Will Wilkinson writes,

I’ve often suspected that paternalists like Mr Noah generally cares more about sending “a powerful message of social disapproval” than about the actual effects of paternalistic policy on welfare. It’s worth remembering that liberalism is, at its roots, a philosophy of mutual disarmament in the face of intractable disagreement, and that its most fundamental principle is the presumption of liberty. According to J.S. Mill, “the burden of proof is supposed to be with those who are against liberty; who contend for any restriction or prohibition… The a priori assumption is in favour of freedom…” I’m afraid Mr Noah’s casual embrace of “baby authoritarianism” illustrates just how thoroughly the technocratic paternalism of American progressivism extinguished the liberal instincts of the left.

Consider two approaches to the Big Gulp phenomenon.

1. A governmental entity passes a resolution condemning large servings of sugary drinks.

2. A governmental entity bans large servings of sugary drinks.

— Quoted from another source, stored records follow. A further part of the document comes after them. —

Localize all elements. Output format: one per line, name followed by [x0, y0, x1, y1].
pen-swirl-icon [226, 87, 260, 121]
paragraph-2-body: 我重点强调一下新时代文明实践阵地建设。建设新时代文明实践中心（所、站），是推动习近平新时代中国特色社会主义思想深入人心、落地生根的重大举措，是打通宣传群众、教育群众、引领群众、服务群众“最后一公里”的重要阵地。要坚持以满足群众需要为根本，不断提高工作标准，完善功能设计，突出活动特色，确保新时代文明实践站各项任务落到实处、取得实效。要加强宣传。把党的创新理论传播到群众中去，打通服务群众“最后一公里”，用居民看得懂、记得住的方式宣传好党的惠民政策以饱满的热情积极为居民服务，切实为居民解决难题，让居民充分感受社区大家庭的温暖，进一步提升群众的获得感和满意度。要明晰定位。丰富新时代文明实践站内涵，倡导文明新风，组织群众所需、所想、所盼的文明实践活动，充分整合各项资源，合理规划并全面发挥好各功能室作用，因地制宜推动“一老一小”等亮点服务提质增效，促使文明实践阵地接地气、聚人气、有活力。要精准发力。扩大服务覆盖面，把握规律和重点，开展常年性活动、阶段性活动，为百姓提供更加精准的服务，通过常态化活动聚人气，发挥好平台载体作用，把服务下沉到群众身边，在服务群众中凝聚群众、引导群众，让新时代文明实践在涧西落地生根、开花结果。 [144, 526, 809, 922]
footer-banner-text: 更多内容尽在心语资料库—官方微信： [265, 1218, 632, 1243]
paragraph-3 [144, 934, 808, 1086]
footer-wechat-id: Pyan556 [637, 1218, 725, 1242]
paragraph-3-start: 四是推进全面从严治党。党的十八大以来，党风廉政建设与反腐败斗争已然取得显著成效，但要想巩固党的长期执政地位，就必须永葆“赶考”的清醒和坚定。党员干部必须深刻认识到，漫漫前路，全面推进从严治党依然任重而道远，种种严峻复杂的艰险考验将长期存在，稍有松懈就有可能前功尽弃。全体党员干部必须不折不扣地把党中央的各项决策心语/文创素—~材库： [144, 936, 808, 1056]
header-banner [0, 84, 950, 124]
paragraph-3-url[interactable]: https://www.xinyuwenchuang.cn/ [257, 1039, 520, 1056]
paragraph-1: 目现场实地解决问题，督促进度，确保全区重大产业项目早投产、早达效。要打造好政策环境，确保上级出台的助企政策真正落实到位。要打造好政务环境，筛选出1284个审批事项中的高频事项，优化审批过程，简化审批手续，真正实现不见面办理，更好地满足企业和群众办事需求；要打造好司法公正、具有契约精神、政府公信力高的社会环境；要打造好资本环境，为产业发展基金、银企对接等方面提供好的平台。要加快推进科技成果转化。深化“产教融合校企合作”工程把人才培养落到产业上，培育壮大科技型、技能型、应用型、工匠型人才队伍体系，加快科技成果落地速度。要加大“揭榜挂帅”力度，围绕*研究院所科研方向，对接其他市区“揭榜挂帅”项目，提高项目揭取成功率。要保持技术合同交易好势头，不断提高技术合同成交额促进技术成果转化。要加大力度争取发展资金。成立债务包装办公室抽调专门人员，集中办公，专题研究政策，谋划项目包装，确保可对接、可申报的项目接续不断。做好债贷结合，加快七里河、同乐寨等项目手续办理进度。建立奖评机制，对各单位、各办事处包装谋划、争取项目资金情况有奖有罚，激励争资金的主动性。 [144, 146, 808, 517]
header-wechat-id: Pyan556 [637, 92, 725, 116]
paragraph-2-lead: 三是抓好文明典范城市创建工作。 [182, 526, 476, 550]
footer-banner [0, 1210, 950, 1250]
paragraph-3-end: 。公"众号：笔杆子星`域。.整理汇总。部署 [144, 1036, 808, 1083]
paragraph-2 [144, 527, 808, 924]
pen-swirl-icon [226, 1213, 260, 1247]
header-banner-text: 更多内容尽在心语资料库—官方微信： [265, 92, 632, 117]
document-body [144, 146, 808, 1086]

Let me pretend that I support (2) and attempt to explain why it is a superior alternative to (1). My instinct is that a government resolution would not command any respect from the public. People would react by saying, “These politicians think large sugary drinks are bad for people? Who cares?” In order to get people to care about the opinions of politicians, you have to communicate their advice in the form of an ordinance.

That seems like a really ugly argument to me.

Imagine a world in which no government regulations were enforced. Instead, suppose that the government promulgated resolutions and standards (such as the definition of an ounce), and it was up to the public to comply or not. My guess is that what would emerge is that useful regulations would persist and regulations that are not cost-effective would not.

That seems like a world worth thinking more about.